A essa altura, você já deve ter cruzado (e caso não tenha, vá fundo) com a história sobre a origem da música eletrônica, dos primeiros registro até os dias atuais rolou a verdadeira metamorfose ambulante, como diz a famosa música, e que, de forma bem sintetizada se dá assim: as experimentações e seus respectivos resultados, em velocidade compatível àquele tempo, foram acontecendo até culminar com a verdadeira erupção vulcânica que foi o surgimento do House e do Techno em Chicago e Detroit, respectivamente. Quando estes inovadores gêneros musicais começaram a cruzar o oceano, não demorou muito para que as ideias se misturassem às experimentações locais, como a Eurodance e o Trance, e começassem a se multiplicar.
Esse baita movimento começou a acontecer na década de 80, mas foi no início dos anos 90 que o gênero em questão ganhou vida. Naquele momento, a cena rave vivia um verdadeiro apogeu no Reino Unido e em boa parte do continente. De um lado, o House de Chicago e o Techno de Detroit ganhavam cada vez mais fama e seguidores, levando as sementes para o resto do mundo, do outro, o Acid House, o Trance e vertentes mais rápidas levavam uma turminha mais intransigente à loucura, literalmente. De forma resumida, podemos dizer que a infusão dos gêneros do momento somados a um desejo diferente de “viajar”, deu vida ao Progressive House.
O empurrãozinho veio com uma matéria emblemática na Mixmag, em 1990 e algo, que falava sobre esse tal “house britânico duro, mas melodioso, vibrante, atencioso, edificante e tranceiro”. Ao que tudo indica, o Progressive House deu seu primeiro grande passo na faixa Not Forgotten do grupo Leftfield. Ao ouvir a faixa, é possível perceber os primeiros passos dessa jornada: menos elementos marcantes do House, mas mantendo uma essência sutil, com mais camadas que remetem às vias do Trance e “contando uma história” mais longa dentro da mesma faixa. No meio disso há muitos outros fatos e fenômenos, por isso pesquisar e estudar é fundamental para entender o tanto de coisa que aconteceu nesse eixo 80/90.
Naquele mesmo momento, John Digweed entra na história e a equação parece ser uma soma de fatores clássicos quando olhamos para a jornada de muitos expoentes: dedicação, foco, talento e estar no lugar certo e na hora certa, enfim, o timing perfeito. O jovem inglês de Hastings ouviu uma mixtape com música eletrônica, instantaneamente se apaixonou e decidiu se jogar. Aprendeu a tocar e logo conseguiu entrar no circuito de festas locais. Em busca de gigs, ele enviava suas mixtapes para donos de clubes até que Geoff Oakes, da boate britânica Renaissance, ouviu e gostou. E sabe a história do timing perfeito? Digweed logo começou a trabalhar com aquele que seria seu grande amigo de profissão e parte de uma das duplas mais emblemáticas de todos os tempos: Sasha. Simples assim.

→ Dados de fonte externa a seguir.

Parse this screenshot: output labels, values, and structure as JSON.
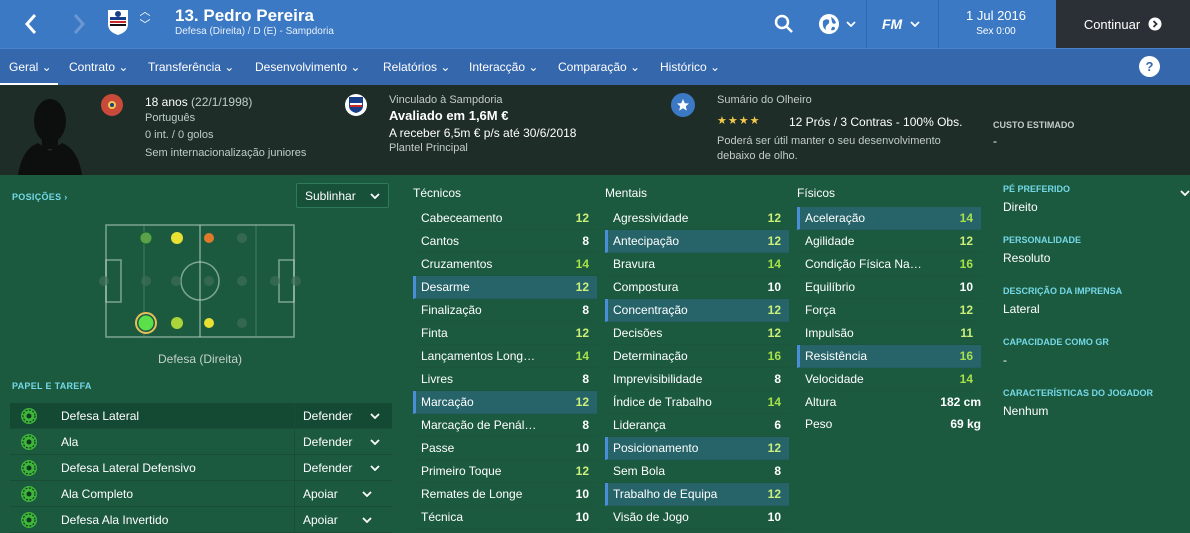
{
  "header": {
    "player_title": "13. Pedro Pereira",
    "player_sub": "Defesa (Direita) / D (E) - Sampdoria",
    "date": "1 Jul 2016",
    "time": "Sex 0:00",
    "continue_label": "Continuar",
    "fm_label": "FM"
  },
  "tabs": [
    {
      "label": "Geral"
    },
    {
      "label": "Contrato"
    },
    {
      "label": "Transferência"
    },
    {
      "label": "Desenvolvimento"
    },
    {
      "label": "Relatórios"
    },
    {
      "label": "Interacção"
    },
    {
      "label": "Comparação"
    },
    {
      "label": "Histórico"
    }
  ],
  "info": {
    "age": "18 anos",
    "dob": "(22/1/1998)",
    "nationality": "Português",
    "caps": "0 int. / 0 golos",
    "youth": "Sem internacionalização juniores",
    "club_label": "Vinculado à Sampdoria",
    "value": "Avaliado em 1,6M €",
    "wage": "A receber 6,5m € p/s até 30/6/2018",
    "squad": "Plantel Principal",
    "scout_label": "Sumário do Olheiro",
    "scout_stars": "★★★★",
    "scout_summary": "12 Prós / 3 Contras - 100% Obs.",
    "scout_text1": "Poderá ser útil manter o seu desenvolvimento",
    "scout_text2": "debaixo de olho.",
    "cost_label": "CUSTO ESTIMADO",
    "cost_value": "-"
  },
  "positions": {
    "label": "POSIÇÕES ›",
    "highlight_label": "Sublinhar",
    "position_name": "Defesa (Direita)"
  },
  "roles_label": "PAPEL E TAREFA",
  "roles": [
    {
      "name": "Defesa Lateral",
      "duty": "Defender"
    },
    {
      "name": "Ala",
      "duty": "Defender"
    },
    {
      "name": "Defesa Lateral Defensivo",
      "duty": "Defender"
    },
    {
      "name": "Ala Completo",
      "duty": "Apoiar"
    },
    {
      "name": "Defesa Ala Invertido",
      "duty": "Apoiar"
    }
  ],
  "attributes": {
    "technical_label": "Técnicos",
    "mental_label": "Mentais",
    "physical_label": "Físicos",
    "technical": [
      {
        "name": "Cabeceamento",
        "value": "12"
      },
      {
        "name": "Cantos",
        "value": "8"
      },
      {
        "name": "Cruzamentos",
        "value": "14"
      },
      {
        "name": "Desarme",
        "value": "12"
      },
      {
        "name": "Finalização",
        "value": "8"
      },
      {
        "name": "Finta",
        "value": "12"
      },
      {
        "name": "Lançamentos Long…",
        "value": "14"
      },
      {
        "name": "Livres",
        "value": "8"
      },
      {
        "name": "Marcação",
        "value": "12"
      },
      {
        "name": "Marcação de Penál…",
        "value": "8"
      },
      {
        "name": "Passe",
        "value": "10"
      },
      {
        "name": "Primeiro Toque",
        "value": "12"
      },
      {
        "name": "Remates de Longe",
        "value": "10"
      },
      {
        "name": "Técnica",
        "value": "10"
      }
    ],
    "mental": [
      {
        "name": "Agressividade",
        "value": "12"
      },
      {
        "name": "Antecipação",
        "value": "12"
      },
      {
        "name": "Bravura",
        "value": "14"
      },
      {
        "name": "Compostura",
        "value": "10"
      },
      {
        "name": "Concentração",
        "value": "12"
      },
      {
        "name": "Decisões",
        "value": "12"
      },
      {
        "name": "Determinação",
        "value": "16"
      },
      {
        "name": "Imprevisibilidade",
        "value": "8"
      },
      {
        "name": "Índice de Trabalho",
        "value": "14"
      },
      {
        "name": "Liderança",
        "value": "6"
      },
      {
        "name": "Posicionamento",
        "value": "12"
      },
      {
        "name": "Sem Bola",
        "value": "8"
      },
      {
        "name": "Trabalho de Equipa",
        "value": "12"
      },
      {
        "name": "Visão de Jogo",
        "value": "10"
      }
    ],
    "physical": [
      {
        "name": "Aceleração",
        "value": "14"
      },
      {
        "name": "Agilidade",
        "value": "12"
      },
      {
        "name": "Condição Física Na…",
        "value": "16"
      },
      {
        "name": "Equilíbrio",
        "value": "10"
      },
      {
        "name": "Força",
        "value": "12"
      },
      {
        "name": "Impulsão",
        "value": "11"
      },
      {
        "name": "Resistência",
        "value": "16"
      },
      {
        "name": "Velocidade",
        "value": "14"
      }
    ],
    "height_label": "Altura",
    "height_value": "182 cm",
    "weight_label": "Peso",
    "weight_value": "69 kg"
  },
  "right_panel": {
    "foot_label": "PÉ PREFERIDO",
    "foot_value": "Direito",
    "personality_label": "PERSONALIDADE",
    "personality_value": "Resoluto",
    "press_label": "DESCRIÇÃO DA IMPRENSA",
    "press_value": "Lateral",
    "gk_label": "CAPACIDADE COMO GR",
    "gk_value": "-",
    "traits_label": "CARACTERÍSTICAS DO JOGADOR",
    "traits_value": "Nenhum"
  },
  "colors": {
    "topbar": "#3b79c4",
    "tabbar": "#3567ac",
    "pitch_bg": "#1c5a40",
    "good_value": "#a6e04a",
    "highlight_row": "#3a79c4"
  }
}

Como naquela época tudo era fresco, o desenrolar foi rápido: eles acabaram encabeçando um projeto que ficou marcado no tempo e espaço e os fez encabeçar de vez o gênero em questão, a icônica coleção Renaissance: The Mix Collection de Sasha e John Digweed foi lançada em 1994. O conjunto com três CDs mixados – algo inovador para o período – trazia tudo de melhor em suas pesquisas e bom, foi um sucesso, bem acima da média para os moldes da época. Isso representou a força propulsora para fazer o estilo triunfar e reforçou um modelo de negócio muito bem sucedido: Sasha b2b Digweed é pura mágica e ponto final. E devo dizer: esse compilado é um caso de amor para todo fã do estilo, é muito mágico ouvir os sons mais puros que abriram caminho para uma jornada incrível que deságua no que conhecemos hoje.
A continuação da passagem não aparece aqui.